The Armonk, NY-based technology giant reported adjusted Q4 EPS of $5.01, which was $0.13 better than the Wall Street consensus estimate of $4.88. Revenues fell 1.3% from last year to $21.77 billion, but still beat analysts’ view for $21.63 billion.
IBM noted that its cloud services segment continued to be a standout. Revenues from that unit surged 33% in the latest period.
Looking ahead, IBM forecast full year 2017 EPS of at least $13.80, excluding special items. That total would beat the current $13.74 EPS estimate from Wall Street analysts.

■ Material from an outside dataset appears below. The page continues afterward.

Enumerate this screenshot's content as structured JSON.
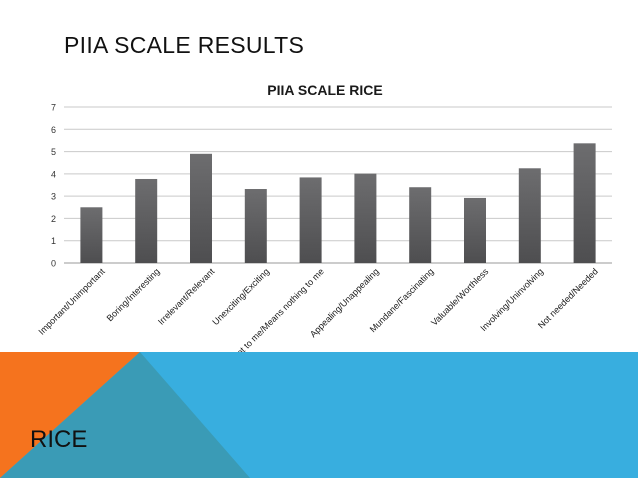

The company commented via press release:
“In 2016, our strategic imperatives grew to represent more than 40 percent of our total revenue and we have established ourselves as the industry’s leading cognitive solutions and cloud platform company,” said Ginni Rometty, IBM chairman, president and chief executive officer. “IBM Watson is the world’s leading AI platform for business, and emerging solutions such as IBM Blockchain are enabling new levels of trust in transactions of every kind. More and more clients are choosing the IBM Cloud because of its differentiated capabilities, which are helping to transform industries, such as financial services, airlines and retail.”
Despite the seemingly solid numbers and outlook, International Business Machines shares fell $3.51 (-2.10%) to $163.30 in after-hours trading on Thursday. Prior to today’s report, IBM had gained 0.49% year-to-date, versus a 1.06% rise in the benchmark S&P 500 index during the same period.